Força Maior

“Força Maior”- “Force Majeure”, Suécia, 2014

Direção: Ruben Oslund

Oferecimento Arezzo

Montanhas altas cobertas pela neve fresca da manhã e o sol que faz tudo cintilar são o cenário ideal para aquela família sueca, em férias nos Alpes franceses.

Um fotógrafo aparece e faz o grupo familiar, meio constrangido, encenar união, afeto e carinho:

“- Juntem as cabeças! Sorriam!”

Esse ritual faz parte do pacote das férias, que a mãe Ebba (Lisa Loven Kongli) explica para outra hóspede do hotel:

“- Meu marido tem trabalhado muito, então achamos bom sair alguns dias com as crianças.”

E, na segunda manhã, lá vai outra vez a família para as pistas, o pai sempre na frente, seguido pelo menino menor e a menina e a mãe atrás, protetora.

Hora do almoço, eles relaxam no terraço do restaurante, ao sol. É quando acontece algo inesperado.

Numa estação de esqui como aquela, todos sabem que os pisteiros detonam avalanches com dinamite, em lugares onde as pessoas não esquiam. Por isso, todos no terraço sacam seus celulares para fotografar aquele espetáculo inusitado, bem na montanha em frente. Nada parece perigoso mas fantástico.

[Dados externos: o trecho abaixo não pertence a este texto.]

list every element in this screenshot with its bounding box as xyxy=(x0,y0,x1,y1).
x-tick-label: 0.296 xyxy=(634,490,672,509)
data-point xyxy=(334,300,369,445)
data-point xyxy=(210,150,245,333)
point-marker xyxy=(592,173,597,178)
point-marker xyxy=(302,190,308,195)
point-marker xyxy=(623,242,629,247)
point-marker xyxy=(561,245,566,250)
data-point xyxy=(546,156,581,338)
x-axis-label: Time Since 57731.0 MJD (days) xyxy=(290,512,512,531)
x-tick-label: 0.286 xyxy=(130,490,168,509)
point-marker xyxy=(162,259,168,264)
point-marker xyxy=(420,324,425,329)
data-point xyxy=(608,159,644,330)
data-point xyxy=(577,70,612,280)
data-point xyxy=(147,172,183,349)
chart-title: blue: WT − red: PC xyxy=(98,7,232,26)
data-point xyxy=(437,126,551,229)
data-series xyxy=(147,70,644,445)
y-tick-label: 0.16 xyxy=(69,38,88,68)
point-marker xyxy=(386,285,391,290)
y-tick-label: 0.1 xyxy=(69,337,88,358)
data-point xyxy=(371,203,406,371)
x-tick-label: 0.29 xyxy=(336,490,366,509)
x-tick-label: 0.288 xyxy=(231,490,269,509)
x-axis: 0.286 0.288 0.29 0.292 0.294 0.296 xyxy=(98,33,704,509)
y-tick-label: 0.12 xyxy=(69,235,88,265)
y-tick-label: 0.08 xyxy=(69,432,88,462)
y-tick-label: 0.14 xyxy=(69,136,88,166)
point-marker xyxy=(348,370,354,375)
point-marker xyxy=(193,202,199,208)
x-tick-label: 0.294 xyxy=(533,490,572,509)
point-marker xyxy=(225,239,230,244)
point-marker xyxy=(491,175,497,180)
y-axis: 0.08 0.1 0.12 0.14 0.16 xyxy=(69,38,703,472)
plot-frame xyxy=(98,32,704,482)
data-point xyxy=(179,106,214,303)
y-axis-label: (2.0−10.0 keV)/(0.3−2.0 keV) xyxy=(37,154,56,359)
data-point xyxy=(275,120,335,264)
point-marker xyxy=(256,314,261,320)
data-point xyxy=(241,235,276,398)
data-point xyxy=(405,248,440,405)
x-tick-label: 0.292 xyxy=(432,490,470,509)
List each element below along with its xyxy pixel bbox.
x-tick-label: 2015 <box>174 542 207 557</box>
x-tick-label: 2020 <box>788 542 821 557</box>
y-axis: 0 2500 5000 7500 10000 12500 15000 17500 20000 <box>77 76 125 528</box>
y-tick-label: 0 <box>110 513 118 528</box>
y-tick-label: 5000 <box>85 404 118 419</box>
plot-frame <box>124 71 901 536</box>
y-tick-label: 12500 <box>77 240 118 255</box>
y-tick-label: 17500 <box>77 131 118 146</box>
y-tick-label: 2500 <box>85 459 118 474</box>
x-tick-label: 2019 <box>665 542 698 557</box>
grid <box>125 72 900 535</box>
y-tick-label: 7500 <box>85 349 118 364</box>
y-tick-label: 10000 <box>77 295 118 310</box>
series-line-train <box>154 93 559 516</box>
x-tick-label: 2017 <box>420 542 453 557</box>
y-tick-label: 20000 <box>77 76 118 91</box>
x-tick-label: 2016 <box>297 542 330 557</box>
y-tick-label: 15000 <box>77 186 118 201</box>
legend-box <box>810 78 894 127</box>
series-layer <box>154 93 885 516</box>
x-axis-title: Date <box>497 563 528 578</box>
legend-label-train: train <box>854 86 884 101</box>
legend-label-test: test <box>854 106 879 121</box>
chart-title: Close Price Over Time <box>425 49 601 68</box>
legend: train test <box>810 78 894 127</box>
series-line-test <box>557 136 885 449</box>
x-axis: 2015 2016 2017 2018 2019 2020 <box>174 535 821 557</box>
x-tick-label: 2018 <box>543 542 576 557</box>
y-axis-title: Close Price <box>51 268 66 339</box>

A neve desce pela encosta, avolumando-se e a avalanche não para mas continua vindo, assustadoramente, para cima dos turistas. Alguns já se levantam das cadeiras e correm.

Ebba grita pelo marido Tomas (Johannes Kulnke), agarrada aos filhos. Em meio à neblina provocada pela nuvem de neve que os atingiu, percebemos que Tomas não está ali.

Passado o susto, a neve assenta e o sol já brilha e os que correram voltam para seus lugares, aliviados.Tomas está entre eles e parece não dar-se conta do olhar de Ebba.

“- Eles sempre controlam muito bem essas situações. Não havia perigo, afinal…”desconversa Tomas.

Mas o estrago já estava feito. Ebba olha para o marido como se não o reconhecesse. Onde está o protetor, pai de seus filhos e amor da vida dela?

Aquela quase-tragédia na verdade fez desmoronar a imagem que tanto Ebba como o próprio Tomas faziam do papel do pai e marido.

Pior. Tomas parece evitar o contato com o que aconteceu. Sua fragilidade emergiu à sua revelia. Sua auto-estima vai sofrer uma queda brutal.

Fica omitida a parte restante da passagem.